You see, “Black/Brown/other ethnic women wake up in the morning, look in the mirror, and see Black,/Brown/ethnic women.White women wake up in the morning, look in the mirror, and see women. White men wake up in the morning, look in the mirror, and see human beings“. This is how privilege works.
Taken from this article
http://riseresistandrevolt.wordpress.com/2013/05/25/understanding-white-privilege-and-our-mental-colonisation-british-fascism-revived-in-woolwich/ (via gtsmltb)
Yup.
(via glossylalia)
no. when I wake up in the morning and look at myself, I see a woman, full-stop. It’s others who label me.
I’m not saying my heritage isn’t important to me, I’m not saying that I don’t also see myself as a brown woman, but fuck it, I don’t see myself as deviating from the default, or whatever. It’s others who do that to me.
I don’t other myself. It is a violence done unto me.
(via funnierinpylean)
I see myself as deviating from the default because “default” shouldn’t exist but it does. I see myself as a Black woman, not as an othering done to myself but as a fact. I don’t feel the need to be associated with a concept that shouldn’t exist. A colorless society doesn’t exist and that’s not my fault, and I am othered every day but it doesn’t mean that my self ID is othering. I take power in what I am in the face of those who would try and use it to other me.
That’s also not really what I took out of the article. I think it’s less about wholly self ID and more about how we see ourselves in relation to the hierarchical whole and how that effects us as a society. As a part of the whole, I am a Black Woman, that is something that until the whole changes, I will never NOT be in this society, I will always have identifiers and qualifiers until and unless those things become moot.

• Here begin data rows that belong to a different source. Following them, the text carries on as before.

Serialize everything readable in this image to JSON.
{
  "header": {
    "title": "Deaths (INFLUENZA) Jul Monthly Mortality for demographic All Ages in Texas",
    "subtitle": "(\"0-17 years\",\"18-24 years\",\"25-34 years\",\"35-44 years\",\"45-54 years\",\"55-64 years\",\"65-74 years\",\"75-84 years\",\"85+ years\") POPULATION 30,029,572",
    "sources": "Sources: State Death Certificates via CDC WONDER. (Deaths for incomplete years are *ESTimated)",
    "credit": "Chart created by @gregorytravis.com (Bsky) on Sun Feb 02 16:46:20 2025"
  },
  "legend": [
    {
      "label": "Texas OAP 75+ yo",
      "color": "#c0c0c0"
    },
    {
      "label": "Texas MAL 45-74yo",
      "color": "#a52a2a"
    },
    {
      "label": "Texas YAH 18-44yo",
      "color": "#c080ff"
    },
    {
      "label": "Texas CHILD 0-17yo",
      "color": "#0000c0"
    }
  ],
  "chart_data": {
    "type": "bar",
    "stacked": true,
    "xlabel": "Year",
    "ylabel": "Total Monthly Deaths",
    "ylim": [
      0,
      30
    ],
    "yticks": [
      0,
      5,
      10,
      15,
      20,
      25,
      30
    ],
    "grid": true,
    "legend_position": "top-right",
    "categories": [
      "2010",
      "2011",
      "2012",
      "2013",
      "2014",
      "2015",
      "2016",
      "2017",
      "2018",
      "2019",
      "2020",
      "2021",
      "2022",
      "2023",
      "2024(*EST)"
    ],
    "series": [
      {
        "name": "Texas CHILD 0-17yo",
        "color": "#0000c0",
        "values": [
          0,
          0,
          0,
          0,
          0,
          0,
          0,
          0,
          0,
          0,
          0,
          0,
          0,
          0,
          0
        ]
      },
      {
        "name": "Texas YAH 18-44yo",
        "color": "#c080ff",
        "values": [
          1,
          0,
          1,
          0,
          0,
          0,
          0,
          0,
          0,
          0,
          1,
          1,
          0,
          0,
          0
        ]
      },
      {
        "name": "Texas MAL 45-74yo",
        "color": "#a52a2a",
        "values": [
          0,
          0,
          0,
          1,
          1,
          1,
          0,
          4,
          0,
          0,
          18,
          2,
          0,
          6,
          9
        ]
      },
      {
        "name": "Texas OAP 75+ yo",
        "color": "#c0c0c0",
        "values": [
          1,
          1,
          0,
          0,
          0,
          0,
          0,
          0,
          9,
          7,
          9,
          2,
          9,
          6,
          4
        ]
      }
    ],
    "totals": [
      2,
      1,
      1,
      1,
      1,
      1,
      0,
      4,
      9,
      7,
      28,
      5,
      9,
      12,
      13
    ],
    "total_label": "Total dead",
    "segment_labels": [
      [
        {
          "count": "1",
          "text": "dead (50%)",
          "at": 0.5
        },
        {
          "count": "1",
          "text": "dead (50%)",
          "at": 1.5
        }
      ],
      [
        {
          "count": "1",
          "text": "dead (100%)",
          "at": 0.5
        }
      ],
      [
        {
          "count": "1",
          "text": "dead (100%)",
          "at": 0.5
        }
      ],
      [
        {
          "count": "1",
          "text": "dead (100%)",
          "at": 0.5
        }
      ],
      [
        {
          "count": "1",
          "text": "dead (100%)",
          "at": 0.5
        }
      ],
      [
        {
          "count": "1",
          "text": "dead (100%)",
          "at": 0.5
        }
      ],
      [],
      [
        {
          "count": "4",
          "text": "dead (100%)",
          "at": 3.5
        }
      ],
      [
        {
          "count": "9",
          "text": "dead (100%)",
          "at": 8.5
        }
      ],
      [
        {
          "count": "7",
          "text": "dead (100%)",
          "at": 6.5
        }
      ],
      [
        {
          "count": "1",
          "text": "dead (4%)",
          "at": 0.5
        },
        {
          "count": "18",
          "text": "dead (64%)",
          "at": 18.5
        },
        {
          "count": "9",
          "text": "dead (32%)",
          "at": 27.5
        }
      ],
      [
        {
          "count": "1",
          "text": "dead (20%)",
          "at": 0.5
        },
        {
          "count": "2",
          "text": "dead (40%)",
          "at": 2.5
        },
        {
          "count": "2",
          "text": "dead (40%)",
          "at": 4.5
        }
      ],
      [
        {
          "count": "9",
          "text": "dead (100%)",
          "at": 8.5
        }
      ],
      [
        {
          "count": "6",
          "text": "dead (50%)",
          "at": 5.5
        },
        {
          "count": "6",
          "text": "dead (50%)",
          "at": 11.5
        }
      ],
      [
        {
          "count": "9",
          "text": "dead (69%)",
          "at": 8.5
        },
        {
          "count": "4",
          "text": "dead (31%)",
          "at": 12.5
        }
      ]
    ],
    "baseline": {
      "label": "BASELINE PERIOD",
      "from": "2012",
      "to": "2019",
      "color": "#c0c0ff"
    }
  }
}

As of now those thing still mean something both historically and currently, and the reason why that is might not have anything to do with me individually, it is still something that I have to consider before walking out of the house every day, however I choose to consider it, it still has to be considered. White people very often do not have to consider their Whiteness, as the world they live in is constructed around them, I have to consider the whole of my identifiers to be able to navigate in that world.